The sunset had drained from the windows now, leaving behind the heavy grey of dusk. Flora sat on, watching the tiny bats loop and dart over the garden, their suddenness and silence another part of the spell of evening here. Had it been fair to make her children the glue for her marriage, she wondered – especially Kitty? Would it have been better for them if she’d left Henry – perhaps accepted one of those glamorous research chairs in Sweden or America she’d been offered in the nineties?
She should have been braver about facing those questions in her full-throttle forties, she thought, when other dice could still be cast. But perhaps she needed to find the courage now to face regret square on, if it was there: regret about marrying Henry, or about pursuing her career so doggedly, or about giving it up to nurse him at the end. Regret about missed opportunities and futile guilt: oh, that was dangerous ground. The secrets she’d kept for so long, the scruples and taboos she’d allowed to enclose her like Sleeping Beauty’s briars.
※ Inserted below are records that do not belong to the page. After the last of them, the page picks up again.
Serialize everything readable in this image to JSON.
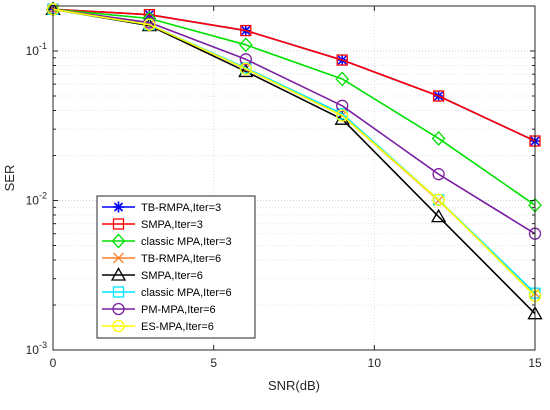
{
  "chart_data": {
    "type": "line",
    "title": "",
    "xlabel": "SNR(dB)",
    "ylabel": "SER",
    "xlim": [
      0,
      15
    ],
    "ylim": [
      0.001,
      0.2
    ],
    "yscale": "log",
    "grid": true,
    "legend_position": "bottom-left",
    "xticks": [
      0,
      5,
      10,
      15
    ],
    "x_tick_labels": [
      "0",
      "5",
      "10",
      "15"
    ],
    "yticks": [
      0.001,
      0.01,
      0.1
    ],
    "y_tick_labels": [
      {
        "base": "10",
        "exp": "-3"
      },
      {
        "base": "10",
        "exp": "-2"
      },
      {
        "base": "10",
        "exp": "-1"
      }
    ],
    "x": [
      0,
      3,
      6,
      9,
      12,
      15
    ],
    "series": [
      {
        "name": "TB-RMPA,Iter=3",
        "color": "#0000ff",
        "marker": "asterisk",
        "values": [
          0.19,
          0.175,
          0.137,
          0.087,
          0.05,
          0.025
        ]
      },
      {
        "name": "SMPA,Iter=3",
        "color": "#ff0000",
        "marker": "square",
        "values": [
          0.19,
          0.175,
          0.137,
          0.087,
          0.05,
          0.025
        ]
      },
      {
        "name": "classic MPA,Iter=3",
        "color": "#00e000",
        "marker": "diamond",
        "values": [
          0.19,
          0.165,
          0.11,
          0.065,
          0.026,
          0.0093
        ]
      },
      {
        "name": "TB-RMPA,Iter=6",
        "color": "#ff7f27",
        "marker": "x",
        "values": [
          0.19,
          0.15,
          0.076,
          0.037,
          0.01,
          0.0024
        ]
      },
      {
        "name": "SMPA,Iter=6",
        "color": "#000000",
        "marker": "triangle",
        "values": [
          0.19,
          0.148,
          0.073,
          0.035,
          0.0078,
          0.00175
        ]
      },
      {
        "name": "classic MPA,Iter=6",
        "color": "#00e5ff",
        "marker": "square",
        "values": [
          0.19,
          0.15,
          0.077,
          0.038,
          0.0101,
          0.0024
        ]
      },
      {
        "name": "PM-MPA,Iter=6",
        "color": "#7a1fa2",
        "marker": "circle",
        "values": [
          0.19,
          0.155,
          0.088,
          0.043,
          0.015,
          0.006
        ]
      },
      {
        "name": "ES-MPA,Iter=6",
        "color": "#ffff00",
        "marker": "circle",
        "values": [
          0.19,
          0.15,
          0.076,
          0.037,
          0.0101,
          0.0023
        ]
      }
    ]
  }
}
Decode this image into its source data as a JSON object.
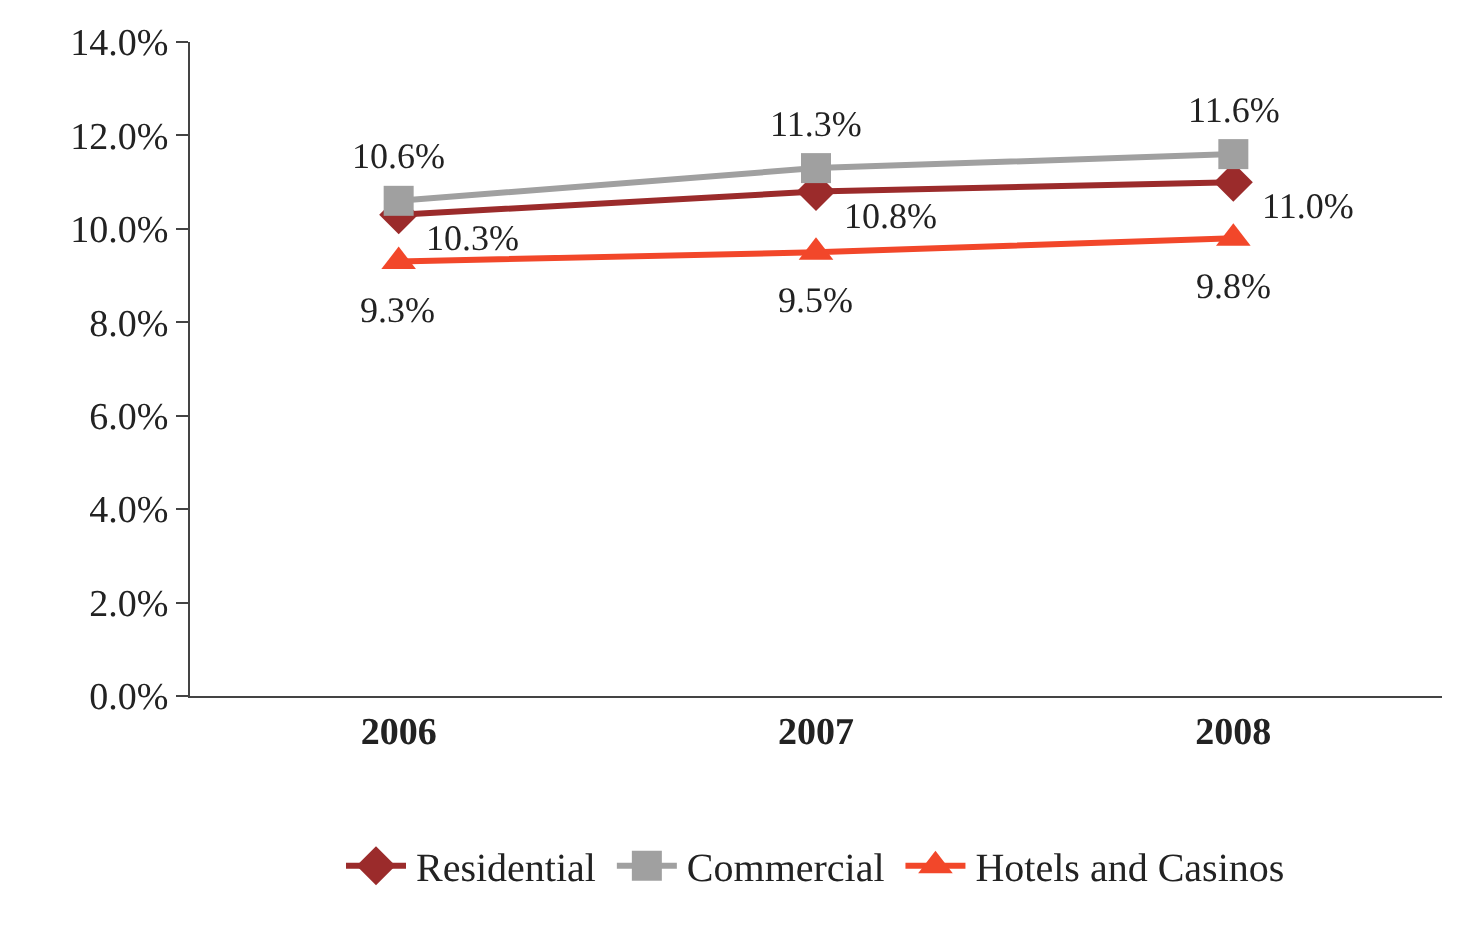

Did she dare to hack them down?
February 2001
Standing in front of the stove, Flora fights off a familiar feeling of frustration. It should not, she thinks, be so difficult to produce, just for once, a meal which doesn’t make her family laugh or squirm. She is a competent person, and she has done everything in the order specified by the recipe book, but the cake in the oven is defiantly refusing to rise and the consistency of the mixture in the pan in front of her is quite wrong. It irritates her to fall prey to the cliché of the working mother who can’t cook. She’s never set her mind against it; never taken pride, as some women do, in being domestically incompetent. Why shouldn’t she be able to make a proper cake, and a passable version of beef bourguignon, for Lou’s eighteenth birthday?